CHESHIRE -- Droves turned out for the first official showings of the renovated Hoosac Valley Middle & High School on Thursday, admiring changes that have pushed a more than 40-year-old building into the 21st century.
In classrooms, whiteboard arrays turn into multimedia centers via "interactive projectors," and computer labs dot various wings, including one geared at enhancing the staff's technology skills. Science rooms each feature a lab, wireless Internet and motion-activated LED lighting. The project also includes green initiatives such as rainwater harvesting tanks and a soon-to-come solar array.
Adams-Cheshire Regional School District Superintendent Alfred Skrocki led the first of many tours, for parents and students, introducing the school as a "community center."
"Both towns voted overwhelmingly in favor of the project, and we wanted each community to be able to use the building inside and outside," Skrocki said.
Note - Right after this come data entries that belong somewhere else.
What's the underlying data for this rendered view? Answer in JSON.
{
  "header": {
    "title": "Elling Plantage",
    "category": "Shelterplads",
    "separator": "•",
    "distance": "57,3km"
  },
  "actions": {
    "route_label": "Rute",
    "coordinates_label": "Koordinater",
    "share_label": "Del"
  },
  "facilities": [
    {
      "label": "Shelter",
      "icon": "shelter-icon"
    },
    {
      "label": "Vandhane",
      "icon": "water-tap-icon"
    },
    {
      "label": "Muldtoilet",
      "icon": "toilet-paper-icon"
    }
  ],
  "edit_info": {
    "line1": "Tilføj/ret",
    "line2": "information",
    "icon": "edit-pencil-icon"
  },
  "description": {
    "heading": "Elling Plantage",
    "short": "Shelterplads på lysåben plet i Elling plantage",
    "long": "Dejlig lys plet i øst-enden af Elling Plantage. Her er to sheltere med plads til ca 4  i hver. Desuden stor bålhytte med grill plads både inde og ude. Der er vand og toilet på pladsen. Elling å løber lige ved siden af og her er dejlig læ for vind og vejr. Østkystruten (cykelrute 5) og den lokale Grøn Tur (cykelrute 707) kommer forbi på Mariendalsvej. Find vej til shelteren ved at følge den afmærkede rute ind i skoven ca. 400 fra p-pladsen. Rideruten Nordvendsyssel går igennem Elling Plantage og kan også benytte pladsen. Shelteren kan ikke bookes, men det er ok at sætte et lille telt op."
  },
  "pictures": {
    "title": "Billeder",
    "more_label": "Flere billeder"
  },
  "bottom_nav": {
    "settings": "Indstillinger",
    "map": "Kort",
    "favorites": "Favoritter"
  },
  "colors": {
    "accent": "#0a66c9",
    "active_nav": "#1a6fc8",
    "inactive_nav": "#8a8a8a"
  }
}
He added, "The most important aspect and our primary goal was to create a high-quality educational center. ... [Throughout the building], you'll see that technology will play a role in enhancing instruction in the classroom."
Tours spanned the entire space and detailed a metamorphosis so complete that former students have had difficulty reconciling their memories of the former Hoosac Valley with the new.
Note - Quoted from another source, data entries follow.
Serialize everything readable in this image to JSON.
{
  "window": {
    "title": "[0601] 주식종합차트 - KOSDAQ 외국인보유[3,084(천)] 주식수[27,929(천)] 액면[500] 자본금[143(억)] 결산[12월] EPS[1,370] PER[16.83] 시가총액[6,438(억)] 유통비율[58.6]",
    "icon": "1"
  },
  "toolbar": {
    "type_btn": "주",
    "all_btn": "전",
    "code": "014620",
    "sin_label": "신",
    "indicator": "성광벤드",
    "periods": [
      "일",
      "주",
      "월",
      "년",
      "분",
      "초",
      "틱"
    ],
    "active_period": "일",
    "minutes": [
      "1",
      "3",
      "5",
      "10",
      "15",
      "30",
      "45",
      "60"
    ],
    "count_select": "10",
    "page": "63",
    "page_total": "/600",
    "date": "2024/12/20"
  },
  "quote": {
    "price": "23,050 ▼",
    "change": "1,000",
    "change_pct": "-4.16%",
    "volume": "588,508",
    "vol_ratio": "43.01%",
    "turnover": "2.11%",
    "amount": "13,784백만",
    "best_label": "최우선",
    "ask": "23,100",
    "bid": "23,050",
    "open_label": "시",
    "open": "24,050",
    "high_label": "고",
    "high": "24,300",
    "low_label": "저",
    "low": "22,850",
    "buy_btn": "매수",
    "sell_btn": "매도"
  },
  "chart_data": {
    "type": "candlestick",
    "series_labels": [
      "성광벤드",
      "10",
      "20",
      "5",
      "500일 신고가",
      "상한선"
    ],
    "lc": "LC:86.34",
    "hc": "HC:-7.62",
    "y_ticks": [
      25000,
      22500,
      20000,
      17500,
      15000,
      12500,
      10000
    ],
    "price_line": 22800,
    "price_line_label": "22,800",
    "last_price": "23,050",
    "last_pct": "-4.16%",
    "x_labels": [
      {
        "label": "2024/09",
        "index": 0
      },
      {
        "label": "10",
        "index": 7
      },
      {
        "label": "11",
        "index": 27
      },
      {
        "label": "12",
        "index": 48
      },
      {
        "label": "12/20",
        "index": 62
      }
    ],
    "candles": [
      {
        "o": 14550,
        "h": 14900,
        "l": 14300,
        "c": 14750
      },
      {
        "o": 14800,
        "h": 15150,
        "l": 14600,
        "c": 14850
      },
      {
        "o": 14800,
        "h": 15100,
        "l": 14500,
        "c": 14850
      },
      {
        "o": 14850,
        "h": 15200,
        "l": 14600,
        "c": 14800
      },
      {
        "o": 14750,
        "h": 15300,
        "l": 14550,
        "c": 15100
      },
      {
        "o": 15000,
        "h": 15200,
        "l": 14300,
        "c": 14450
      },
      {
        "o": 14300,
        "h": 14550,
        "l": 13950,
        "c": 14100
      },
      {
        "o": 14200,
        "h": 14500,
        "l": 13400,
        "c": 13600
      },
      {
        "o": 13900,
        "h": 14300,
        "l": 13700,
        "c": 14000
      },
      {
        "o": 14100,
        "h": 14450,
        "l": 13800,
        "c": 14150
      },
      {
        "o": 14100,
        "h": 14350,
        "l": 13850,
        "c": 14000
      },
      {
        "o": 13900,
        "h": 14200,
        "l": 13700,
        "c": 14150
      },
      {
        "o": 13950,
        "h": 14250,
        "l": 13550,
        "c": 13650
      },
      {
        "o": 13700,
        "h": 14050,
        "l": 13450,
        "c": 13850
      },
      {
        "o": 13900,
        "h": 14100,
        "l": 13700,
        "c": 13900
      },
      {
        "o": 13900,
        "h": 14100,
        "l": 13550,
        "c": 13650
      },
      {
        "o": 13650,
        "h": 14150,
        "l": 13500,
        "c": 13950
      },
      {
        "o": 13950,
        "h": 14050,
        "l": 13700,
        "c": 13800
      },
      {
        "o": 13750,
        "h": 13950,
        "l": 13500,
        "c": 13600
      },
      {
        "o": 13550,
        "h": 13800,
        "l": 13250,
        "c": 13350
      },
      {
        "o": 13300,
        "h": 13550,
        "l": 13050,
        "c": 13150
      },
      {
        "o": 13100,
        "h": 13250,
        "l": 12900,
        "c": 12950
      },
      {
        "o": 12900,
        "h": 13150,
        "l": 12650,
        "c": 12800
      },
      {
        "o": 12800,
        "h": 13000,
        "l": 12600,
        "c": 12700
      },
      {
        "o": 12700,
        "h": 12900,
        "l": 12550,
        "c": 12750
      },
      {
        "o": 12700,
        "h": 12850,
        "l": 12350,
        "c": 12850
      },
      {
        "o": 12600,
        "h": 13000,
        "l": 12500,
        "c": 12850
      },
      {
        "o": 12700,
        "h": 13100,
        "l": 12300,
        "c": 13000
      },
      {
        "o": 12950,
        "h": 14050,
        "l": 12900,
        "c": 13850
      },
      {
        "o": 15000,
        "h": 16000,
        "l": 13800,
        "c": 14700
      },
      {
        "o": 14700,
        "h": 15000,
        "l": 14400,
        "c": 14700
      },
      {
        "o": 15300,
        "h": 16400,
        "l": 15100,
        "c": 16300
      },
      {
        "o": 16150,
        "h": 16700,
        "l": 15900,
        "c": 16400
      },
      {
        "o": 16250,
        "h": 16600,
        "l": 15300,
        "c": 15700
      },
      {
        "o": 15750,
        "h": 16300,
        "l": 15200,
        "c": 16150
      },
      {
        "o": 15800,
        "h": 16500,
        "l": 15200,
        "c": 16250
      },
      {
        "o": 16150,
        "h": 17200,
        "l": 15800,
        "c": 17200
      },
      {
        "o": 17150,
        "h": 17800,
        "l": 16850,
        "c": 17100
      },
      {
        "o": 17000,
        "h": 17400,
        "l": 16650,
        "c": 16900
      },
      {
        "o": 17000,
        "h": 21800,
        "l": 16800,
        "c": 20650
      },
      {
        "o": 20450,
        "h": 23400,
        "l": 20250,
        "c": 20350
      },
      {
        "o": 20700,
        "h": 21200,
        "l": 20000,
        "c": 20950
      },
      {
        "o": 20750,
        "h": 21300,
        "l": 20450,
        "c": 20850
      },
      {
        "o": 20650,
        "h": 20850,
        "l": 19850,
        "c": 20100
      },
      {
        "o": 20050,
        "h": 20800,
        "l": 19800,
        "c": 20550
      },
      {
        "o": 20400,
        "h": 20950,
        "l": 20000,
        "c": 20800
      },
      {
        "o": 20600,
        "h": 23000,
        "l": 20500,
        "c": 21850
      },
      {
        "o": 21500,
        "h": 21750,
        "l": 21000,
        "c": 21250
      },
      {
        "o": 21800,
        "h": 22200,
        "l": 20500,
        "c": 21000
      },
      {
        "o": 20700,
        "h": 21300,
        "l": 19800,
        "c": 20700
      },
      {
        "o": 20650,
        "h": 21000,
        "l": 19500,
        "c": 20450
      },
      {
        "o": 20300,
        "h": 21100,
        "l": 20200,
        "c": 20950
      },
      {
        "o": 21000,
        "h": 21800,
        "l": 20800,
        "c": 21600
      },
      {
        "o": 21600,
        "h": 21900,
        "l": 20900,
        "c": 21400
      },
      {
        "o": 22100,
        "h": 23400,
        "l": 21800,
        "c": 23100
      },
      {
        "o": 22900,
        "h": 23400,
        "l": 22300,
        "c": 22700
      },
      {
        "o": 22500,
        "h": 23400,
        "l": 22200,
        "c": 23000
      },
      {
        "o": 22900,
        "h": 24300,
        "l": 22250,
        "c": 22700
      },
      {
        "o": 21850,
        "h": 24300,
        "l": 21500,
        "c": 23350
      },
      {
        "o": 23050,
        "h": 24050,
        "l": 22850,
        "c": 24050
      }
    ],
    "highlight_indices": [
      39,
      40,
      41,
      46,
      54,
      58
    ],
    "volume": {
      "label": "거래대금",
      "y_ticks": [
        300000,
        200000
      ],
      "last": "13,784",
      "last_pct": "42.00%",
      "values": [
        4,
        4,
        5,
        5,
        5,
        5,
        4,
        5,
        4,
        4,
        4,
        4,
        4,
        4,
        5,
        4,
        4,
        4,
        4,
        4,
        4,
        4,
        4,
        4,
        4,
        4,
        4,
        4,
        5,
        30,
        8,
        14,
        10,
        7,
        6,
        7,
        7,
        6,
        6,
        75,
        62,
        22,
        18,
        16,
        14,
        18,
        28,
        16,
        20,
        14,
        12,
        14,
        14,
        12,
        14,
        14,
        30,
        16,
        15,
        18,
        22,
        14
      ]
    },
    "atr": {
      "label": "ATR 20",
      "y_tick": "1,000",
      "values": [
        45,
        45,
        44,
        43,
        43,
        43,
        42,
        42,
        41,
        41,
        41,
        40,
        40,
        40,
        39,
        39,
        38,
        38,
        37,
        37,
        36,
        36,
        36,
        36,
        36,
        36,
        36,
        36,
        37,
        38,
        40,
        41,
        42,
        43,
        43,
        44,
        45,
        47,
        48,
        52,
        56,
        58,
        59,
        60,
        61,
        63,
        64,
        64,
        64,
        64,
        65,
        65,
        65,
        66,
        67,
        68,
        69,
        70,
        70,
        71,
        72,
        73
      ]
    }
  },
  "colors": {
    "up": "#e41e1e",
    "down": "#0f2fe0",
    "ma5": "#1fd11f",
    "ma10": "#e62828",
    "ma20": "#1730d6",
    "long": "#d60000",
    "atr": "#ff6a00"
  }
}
Colored tiles dot the floor paired with red pillars, and hallways branch into entirely new
"It's excellent ... better than I thought it could be," said Pete Barrow, a parent of two future students, after the tour. "My kids will be in sixth and ninth grade next year, and I'm glad they'll get the full benefit."
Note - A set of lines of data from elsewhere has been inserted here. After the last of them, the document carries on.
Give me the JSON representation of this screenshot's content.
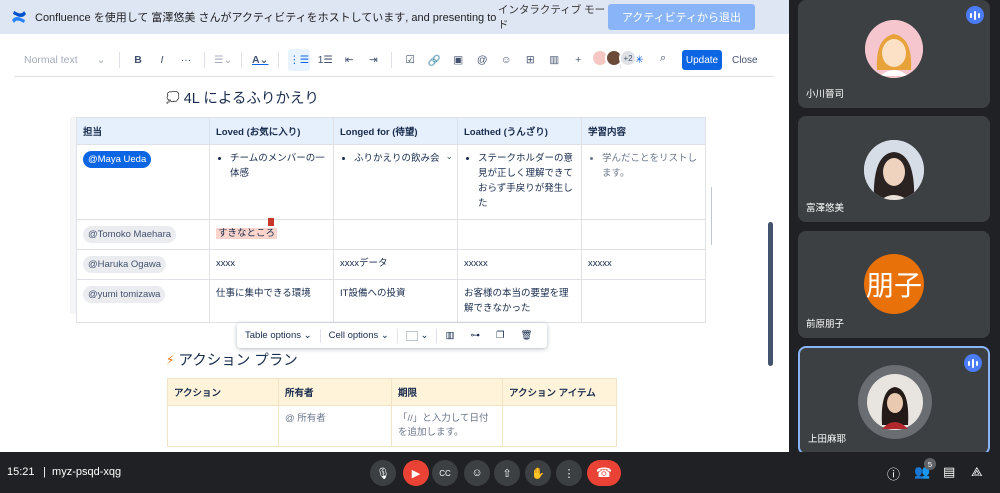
{
  "banner": {
    "text": "Confluence を使用して 富澤悠美 さんがアクティビティをホストしています, and presenting to everyone",
    "mode": "インタラクティブ モード",
    "exit_label": "アクティビティから退出"
  },
  "toolbar": {
    "text_style": "Normal text",
    "more": "···",
    "plus_label": "+",
    "avatar_more": "+2",
    "update_label": "Update",
    "close_label": "Close"
  },
  "section1": {
    "emoji": "💭",
    "title": "4L によるふりかえり"
  },
  "table1": {
    "headers": [
      "担当",
      "Loved (お気に入り)",
      "Longed for (待望)",
      "Loathed (うんざり)",
      "学習内容"
    ],
    "rows": [
      {
        "owner": "@Maya Ueda",
        "loved": "チームのメンバーの一体感",
        "longed": "ふりかえりの飲み会",
        "loathed": "ステークホルダーの意見が正しく理解できておらず手戻りが発生した",
        "learned": "学んだことをリストします。"
      },
      {
        "owner": "@Tomoko Maehara",
        "loved": "すきなところ",
        "longed": "",
        "loathed": "",
        "learned": ""
      },
      {
        "owner": "@Haruka Ogawa",
        "loved": "xxxx",
        "longed": "xxxxデータ",
        "loathed": "xxxxx",
        "learned": "xxxxx"
      },
      {
        "owner": "@yumi tomizawa",
        "loved": "仕事に集中できる環境",
        "longed": "IT設備への投資",
        "loathed": "お客様の本当の要望を理解できなかった",
        "learned": ""
      }
    ]
  },
  "float_toolbar": {
    "table_options": "Table options",
    "cell_options": "Cell options"
  },
  "section2": {
    "emoji": "⚡",
    "title": "アクション プラン"
  },
  "table2": {
    "headers": [
      "アクション",
      "所有者",
      "期限",
      "アクション アイテム"
    ],
    "row": {
      "action": "",
      "owner": "@ 所有者",
      "due": "「//」と入力して日付を追加します。",
      "item": ""
    }
  },
  "participants": [
    {
      "name": "小川晉司"
    },
    {
      "name": "富澤悠美"
    },
    {
      "name": "前原朋子",
      "initial": "朋子"
    },
    {
      "name": "上田麻耶"
    }
  ],
  "bottom": {
    "time": "15:21",
    "meeting_code": "myz-psqd-xqg",
    "participant_count": "5"
  },
  "colors": {
    "accent": "#0c66e4",
    "end_call": "#ea4335",
    "initial_bg": "#e8710a"
  }
}
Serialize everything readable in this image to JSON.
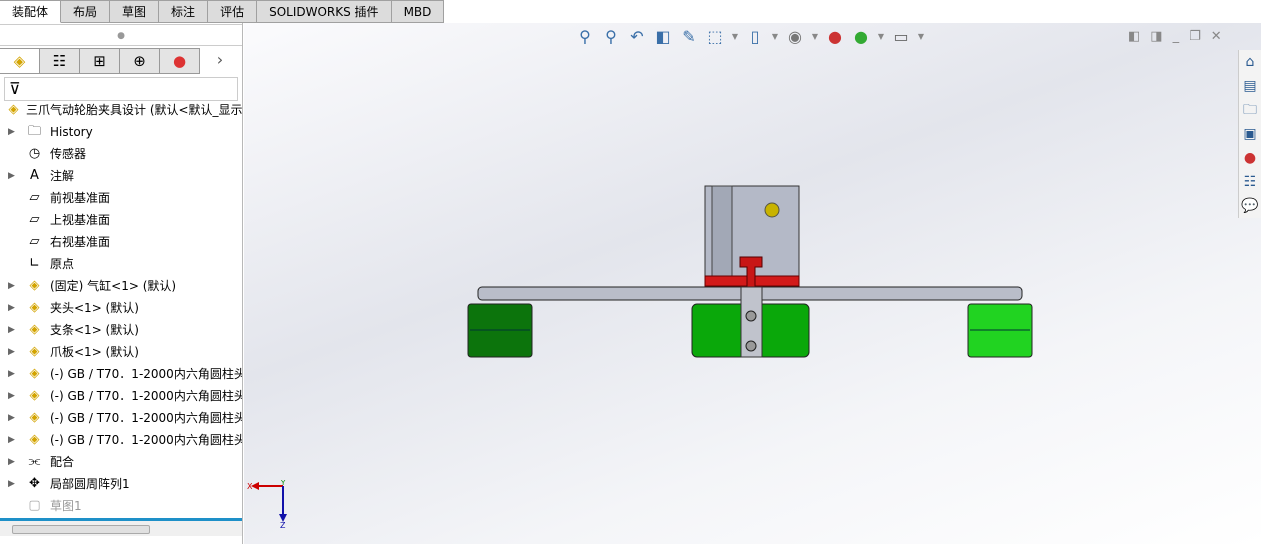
{
  "tabs": [
    "装配体",
    "布局",
    "草图",
    "标注",
    "评估",
    "SOLIDWORKS 插件",
    "MBD"
  ],
  "panel_tabs": [
    "feature-manager",
    "property-manager",
    "configuration-manager",
    "dimxpert-manager",
    "display-manager"
  ],
  "tree": {
    "root": "三爪气动轮胎夹具设计  (默认<默认_显示",
    "items": [
      {
        "label": "History",
        "arrow": true,
        "icon": "history-folder-icon"
      },
      {
        "label": "传感器",
        "arrow": false,
        "icon": "sensor-icon"
      },
      {
        "label": "注解",
        "arrow": true,
        "icon": "annotation-icon"
      },
      {
        "label": "前视基准面",
        "arrow": false,
        "icon": "plane-icon"
      },
      {
        "label": "上视基准面",
        "arrow": false,
        "icon": "plane-icon"
      },
      {
        "label": "右视基准面",
        "arrow": false,
        "icon": "plane-icon"
      },
      {
        "label": "原点",
        "arrow": false,
        "icon": "origin-icon"
      },
      {
        "label": "(固定) 气缸<1> (默认)",
        "arrow": true,
        "icon": "part-icon"
      },
      {
        "label": "夹头<1> (默认)",
        "arrow": true,
        "icon": "part-icon"
      },
      {
        "label": "支条<1> (默认)",
        "arrow": true,
        "icon": "part-icon"
      },
      {
        "label": "爪板<1> (默认)",
        "arrow": true,
        "icon": "part-icon"
      },
      {
        "label": "(-) GB / T70．1-2000内六角圆柱头",
        "arrow": true,
        "icon": "part-icon"
      },
      {
        "label": "(-) GB / T70．1-2000内六角圆柱头",
        "arrow": true,
        "icon": "part-icon"
      },
      {
        "label": "(-) GB / T70．1-2000内六角圆柱头",
        "arrow": true,
        "icon": "part-icon"
      },
      {
        "label": "(-) GB / T70．1-2000内六角圆柱头",
        "arrow": true,
        "icon": "part-icon"
      },
      {
        "label": "配合",
        "arrow": true,
        "icon": "mates-icon"
      },
      {
        "label": "局部圆周阵列1",
        "arrow": true,
        "icon": "pattern-icon"
      },
      {
        "label": "草图1",
        "arrow": false,
        "icon": "sketch-icon"
      }
    ]
  },
  "triad": {
    "x": "X",
    "y": "Y",
    "z": "Z"
  }
}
The school's new point man, recently hired principal Vinnie Regan, also joined in the tour. Regan's experience came working for Ashland Public Schools, and he will be joined by two assistant principals this year -- one of them former principal Henry Duval.
"I couldn't ask for a better job to step into," Regan said. "I've a brand new school and Henry here helping out. It's beneficial and makes all the difference."
Regan, whose skills at interaction and collaboration, Skrocki said, earned him the job, expressed excitement with the possibilities of the new classrooms. He anticipates helping to further acclimate staff to the new building and the technologies at their disposal. Three quarters of teachers, he said, will soon be utilizing interactive projectors during lessons every week. The interactive projector can be connected to computer, controlling what comes through the projector, and the whiteboard it displays on can in turn be used to direct the computer.
Another open house is scheduled for the general public on Saturday, Aug. 1, at 10 a.m.